Cinéma

Tom Hardy et Helen Mirren se réconcilient à l’avant-première de « MobLand » — mais selon les règles de Hardy

L'étreinte sur le tapis rouge a clos le feuilleton de la brouille. La production, elle, raconte un plateau réorganisé autour de sa vedette.
Veronica Loop

L’accolade devant l’Odeon Luxe de Leicester Square était censée clore une histoire, et la plupart des comptes rendus ont joué le jeu. Helen Mirren et Tom Hardy se sont enlacés sur le tapis rouge ; elle a posté sa photo avec la légende « Love you now and always » ; Pierce Brosnan a balayé toute l’affaire d’un revers de main, parlant d’une tempête dans un verre d’eau. Une prétendue brouille, rapportée depuis des mois, déclarée terminée en une seule soirée sous les projecteurs. Une fin bien propre. Mais c’est aussi la mauvaise. Ce que la première a véritablement mis en scène n’était pas une réconciliation entre égaux, mais une démonstration de qui MobLand ne peut pas se passer.

Prenons d’abord la version officielle, car elle est reprise partout. « Oh my God, c’était une tempête dans un verre d’eau, vraiment », a déclaré Brosnan aux journalistes. « J’adore ce mec. J’adore Tom Hardy. Je suis un immense fan de son travail. » Mirren, de son côté, a dit espérer davantage de scènes avec Hardy dans la saison à venir. Chaleur générale, rien à voir. Le problème, c’est que cette chaleur est présentée comme la preuve que les tensions étaient insignifiantes — alors qu’elles ne l’étaient pas du tout, comme l’ont décrit les médias professionnels.

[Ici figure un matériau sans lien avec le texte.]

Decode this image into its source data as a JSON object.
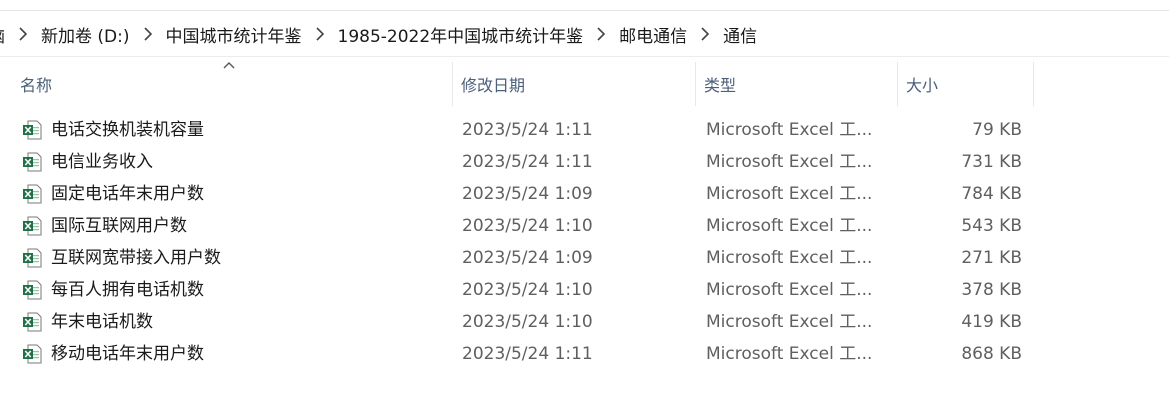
{
  "breadcrumb": {
    "items": [
      "脑",
      "新加卷 (D:)",
      "中国城市统计年鉴",
      "1985-2022年中国城市统计年鉴",
      "邮电通信",
      "通信"
    ]
  },
  "columns": {
    "name": "名称",
    "date": "修改日期",
    "type": "类型",
    "size": "大小"
  },
  "files": [
    {
      "name": "电话交换机装机容量",
      "date": "2023/5/24 1:11",
      "type": "Microsoft Excel 工...",
      "size": "79 KB",
      "icon": "excel-file-icon"
    },
    {
      "name": "电信业务收入",
      "date": "2023/5/24 1:11",
      "type": "Microsoft Excel 工...",
      "size": "731 KB",
      "icon": "excel-file-icon"
    },
    {
      "name": "固定电话年末用户数",
      "date": "2023/5/24 1:09",
      "type": "Microsoft Excel 工...",
      "size": "784 KB",
      "icon": "excel-file-icon"
    },
    {
      "name": "国际互联网用户数",
      "date": "2023/5/24 1:10",
      "type": "Microsoft Excel 工...",
      "size": "543 KB",
      "icon": "excel-file-icon"
    },
    {
      "name": "互联网宽带接入用户数",
      "date": "2023/5/24 1:09",
      "type": "Microsoft Excel 工...",
      "size": "271 KB",
      "icon": "excel-file-icon"
    },
    {
      "name": "每百人拥有电话机数",
      "date": "2023/5/24 1:10",
      "type": "Microsoft Excel 工...",
      "size": "378 KB",
      "icon": "excel-file-icon"
    },
    {
      "name": "年末电话机数",
      "date": "2023/5/24 1:10",
      "type": "Microsoft Excel 工...",
      "size": "419 KB",
      "icon": "excel-file-icon"
    },
    {
      "name": "移动电话年末用户数",
      "date": "2023/5/24 1:11",
      "type": "Microsoft Excel 工...",
      "size": "868 KB",
      "icon": "excel-file-icon"
    }
  ],
  "colors": {
    "header_text": "#4c607a",
    "excel_green": "#1e7145"
  }
}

The Hollywood Reporter et Variety ont brossé le même tableau : Hardy a fait attendre des heures deux des interprètes les plus disciplinés en activité — une Dame et un ancien James Bond — pendant qu’il retravaillait ses scènes. Il a renvoyé des notes sur le scénario, réécrit des passages, et s’est heurté au co-créateur Jez Butterworth et au producteur David Glasser à propos d’un processus que personne n’avait autorisé mais que tout le monde devait absorber. Le détail le plus important est celui qui semble anodin : seul Guy Ritchie, qui a donné le ton de la série, pouvait intégrer confortablement les réécritures de Hardy le jour même. Les autres réalisateurs n’y parvenaient pas, et leur incapacité à s’adapter à lui est ce qui aurait frustré les producteurs. Ce n’est pas un conflit de personnalités. C’est une production qui découvre qu’elle n’a qu’une seule vitesse, et que cette vitesse s’appelle Tom Hardy.

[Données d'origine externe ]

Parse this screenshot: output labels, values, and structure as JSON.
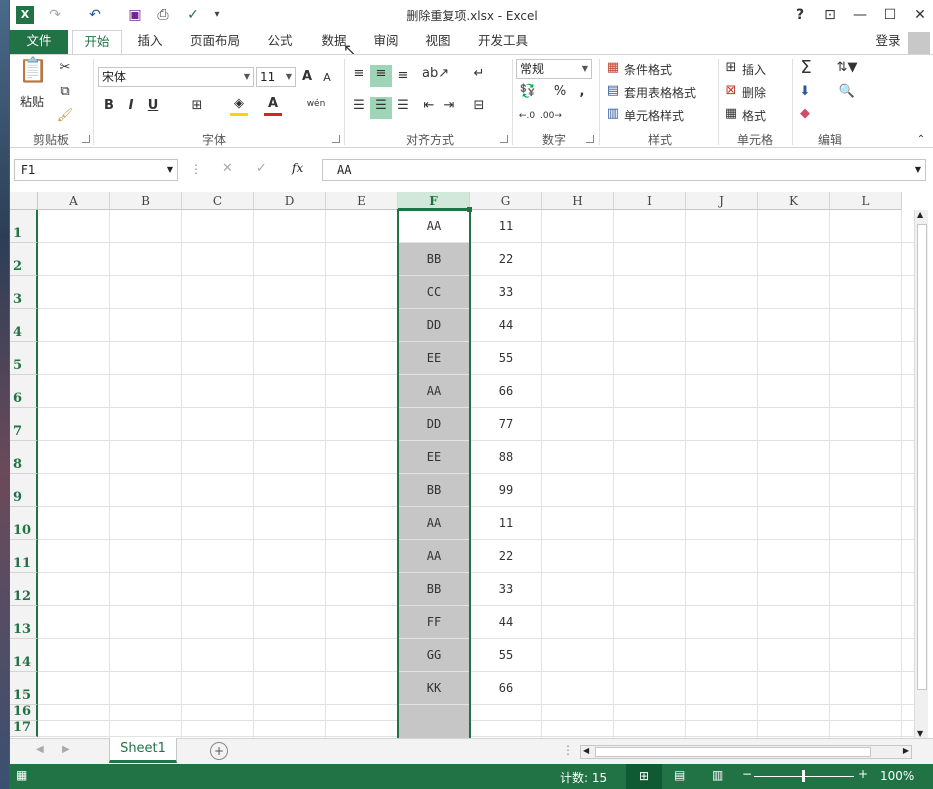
{
  "app": {
    "title": "删除重复项.xlsx - Excel",
    "login": "登录",
    "help": "?"
  },
  "tabs": [
    "文件",
    "开始",
    "插入",
    "页面布局",
    "公式",
    "数据",
    "审阅",
    "视图",
    "开发工具"
  ],
  "ribbon": {
    "clipboard": {
      "paste": "粘贴",
      "label": "剪贴板"
    },
    "font": {
      "name": "宋体",
      "size": "11",
      "label": "字体",
      "bold": "B",
      "italic": "I",
      "underline": "U",
      "grow": "A",
      "shrink": "A",
      "wen": "wén"
    },
    "alignment": {
      "label": "对齐方式"
    },
    "number": {
      "format": "常规",
      "label": "数字",
      "percent": "%",
      "comma": ","
    },
    "styles": {
      "cond": "条件格式",
      "table": "套用表格格式",
      "cell": "单元格样式",
      "label": "样式"
    },
    "cells": {
      "insert": "插入",
      "delete": "删除",
      "format": "格式",
      "label": "单元格"
    },
    "editing": {
      "label": "编辑"
    }
  },
  "formula": {
    "namebox": "F1",
    "fx": "fx",
    "value": "AA"
  },
  "columns": [
    "A",
    "B",
    "C",
    "D",
    "E",
    "F",
    "G",
    "H",
    "I",
    "J",
    "K",
    "L"
  ],
  "rows": [
    "1",
    "2",
    "3",
    "4",
    "5",
    "6",
    "7",
    "8",
    "9",
    "10",
    "11",
    "12",
    "13",
    "14",
    "15",
    "16",
    "17"
  ],
  "col_f": [
    "AA",
    "BB",
    "CC",
    "DD",
    "EE",
    "AA",
    "DD",
    "EE",
    "BB",
    "AA",
    "AA",
    "BB",
    "FF",
    "GG",
    "KK"
  ],
  "col_g": [
    "11",
    "22",
    "33",
    "44",
    "55",
    "66",
    "77",
    "88",
    "99",
    "11",
    "22",
    "33",
    "44",
    "55",
    "66"
  ],
  "sheet": {
    "tab": "Sheet1",
    "add": "+"
  },
  "status": {
    "count": "计数: 15",
    "zoom": "100%",
    "minus": "−",
    "plus": "+"
  }
}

Voici l’indice que la couverture triomphante omet. Une source de production n’a pas dit que les informations étaient fausses. La source a dit que Hardy n’avait pas été viré, que la porte à une troisième saison n’était pas fermée, et que les choses étaient « en cours de résolution créative ». Relisez cela. On ne publie pas un démenti de « pas viré » à propos d’un acteur qui n’a jamais été menacé, et on ne planifie pas des reshoots qui exigent son retour à moins que son départ n’ait été, à un moment donné, une possibilité réelle. Cette déclaration n’est pas une correction. C’est un traité.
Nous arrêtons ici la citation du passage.